How bad? Well, it usually starts with a silent treatment or a screaming fit. No swearing or physical violence or throwing stuff.

I don't know if she really believes the marriage is unsalvageable. Afterwards, I'm usually convinced it was a bargaining tool (or blackmail, basically). As I have gotten desensitized to it over the years, she has had to increase the intensity to convince me that "this time it's for real". So a while ago she actually took a plane and went away to a random destination for a week. Another time she sent me the text of an email that she threatened to send to my parents, announcing our irrevocable separation.

So if she has to keep inventing new stuff for it to work, I'm scared about what her next trick might be.


----------



## Uptown (Mar 27, 2010)

FishKid, when the arguments occur -- you say every 2 or 3 months -- are they over major issues or, rather, minor issues? I ask because some women, who are unable to deal with intimacy, will periodically push their partners away by creating fights out of thin air. The disagreements, in those cases, are over such minor things that neither party can remember what it was several days later. Does this apply you your W during the really big fights? Finally, if the big fights actually are about important big issues, why is it that they are never resolved?


----------



## FishKid (Feb 1, 2013)

Uptown said:


> FishKid, when the arguments occur -- you say every 2 or 3 months -- are they over major issues or, rather, minor issues? I ask because some women, who are unable to deal with intimacy, will periodically push their partners away by creating fights out of thin air. The disagreements, in those cases, are over such minor things that neither party can remember what it was several days later. Does this apply you your W during the really big fights? Finally, if the big fights actually are about important big issues, why is it that they are never resolved?

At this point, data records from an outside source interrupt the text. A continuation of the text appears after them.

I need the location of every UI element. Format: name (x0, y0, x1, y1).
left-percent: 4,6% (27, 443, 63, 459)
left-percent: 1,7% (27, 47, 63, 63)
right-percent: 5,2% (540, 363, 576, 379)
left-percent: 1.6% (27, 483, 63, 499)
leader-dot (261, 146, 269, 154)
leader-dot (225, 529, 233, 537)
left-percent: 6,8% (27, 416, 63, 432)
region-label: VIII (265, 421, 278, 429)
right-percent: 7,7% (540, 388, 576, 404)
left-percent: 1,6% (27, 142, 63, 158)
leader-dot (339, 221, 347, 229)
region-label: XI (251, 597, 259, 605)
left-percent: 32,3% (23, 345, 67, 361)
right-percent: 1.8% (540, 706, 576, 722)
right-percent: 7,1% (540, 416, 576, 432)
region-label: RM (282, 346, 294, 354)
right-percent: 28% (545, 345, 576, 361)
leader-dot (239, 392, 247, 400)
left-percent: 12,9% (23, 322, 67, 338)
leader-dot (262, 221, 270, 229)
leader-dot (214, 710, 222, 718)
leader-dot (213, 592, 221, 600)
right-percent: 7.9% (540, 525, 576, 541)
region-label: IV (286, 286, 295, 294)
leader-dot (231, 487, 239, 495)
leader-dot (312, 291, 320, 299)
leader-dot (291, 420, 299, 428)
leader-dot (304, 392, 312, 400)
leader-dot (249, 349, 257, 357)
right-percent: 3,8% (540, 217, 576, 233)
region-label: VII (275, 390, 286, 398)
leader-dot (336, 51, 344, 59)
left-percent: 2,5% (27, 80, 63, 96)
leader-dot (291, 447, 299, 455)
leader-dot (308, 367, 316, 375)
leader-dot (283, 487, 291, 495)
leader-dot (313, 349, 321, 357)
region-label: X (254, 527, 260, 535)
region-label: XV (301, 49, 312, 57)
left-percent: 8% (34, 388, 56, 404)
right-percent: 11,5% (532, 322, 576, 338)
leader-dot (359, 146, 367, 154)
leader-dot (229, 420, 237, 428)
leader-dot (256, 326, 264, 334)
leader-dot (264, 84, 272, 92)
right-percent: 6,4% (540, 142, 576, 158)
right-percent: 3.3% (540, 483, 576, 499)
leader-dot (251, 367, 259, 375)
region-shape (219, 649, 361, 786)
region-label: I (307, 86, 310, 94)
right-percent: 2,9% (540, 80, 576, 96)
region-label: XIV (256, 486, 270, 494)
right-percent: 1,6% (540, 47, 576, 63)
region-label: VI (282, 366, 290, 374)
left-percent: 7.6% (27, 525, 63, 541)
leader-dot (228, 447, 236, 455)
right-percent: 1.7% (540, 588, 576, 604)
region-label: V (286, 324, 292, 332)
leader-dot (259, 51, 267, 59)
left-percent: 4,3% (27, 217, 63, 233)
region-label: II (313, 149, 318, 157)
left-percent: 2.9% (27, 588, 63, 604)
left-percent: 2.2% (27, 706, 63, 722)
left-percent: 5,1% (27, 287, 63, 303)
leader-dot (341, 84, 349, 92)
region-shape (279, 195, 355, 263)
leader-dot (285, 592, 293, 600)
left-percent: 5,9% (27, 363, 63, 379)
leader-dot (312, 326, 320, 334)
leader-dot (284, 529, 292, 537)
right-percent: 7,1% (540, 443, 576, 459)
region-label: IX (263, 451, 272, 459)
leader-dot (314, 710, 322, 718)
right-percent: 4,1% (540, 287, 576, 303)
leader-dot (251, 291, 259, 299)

It depends, sometimes it's a big deal from the start, sometimes it's triggered by something trivial but it turns out there's a bigger underlying issue that's been bothering her.
I don't think she has intimacy issues.


----------



## Uptown (Mar 27, 2010)

So what's preventing you two from resolving these big deal problems when they arise every month or two? Can you not reason with her? Does she lack communication skills? Why does she resort to threatening divorce -- as a way of blackmailing you -- instead of simply working with you to resolve the problem itself?


----------



## FishKid (Feb 1, 2013)

Uptown said:


> So what's preventing you two from resolving these big deal problems when they arise every month or two? Can you not reason with her? Does she lack communication skills? Why does she resort to threatening divorce -- as a way of blackmailing you -- instead of simply working with you to resolve the problem itself?


It's either
1) We agree on something but then we get lazy and fail to follow through on it (we are both guilty of this)
2) We can't agree on something, we can both be unreasonable sometimes.
3) She changes her mind about something we agreed on earlier.

Regarding 3, I've tried suggesting she take responsibility for what she agrees to, but then the response is that she's a woman and therefore her *feelings* about something can change and we are both powerless to do anything about that and I am a jerk for not understanding.


----------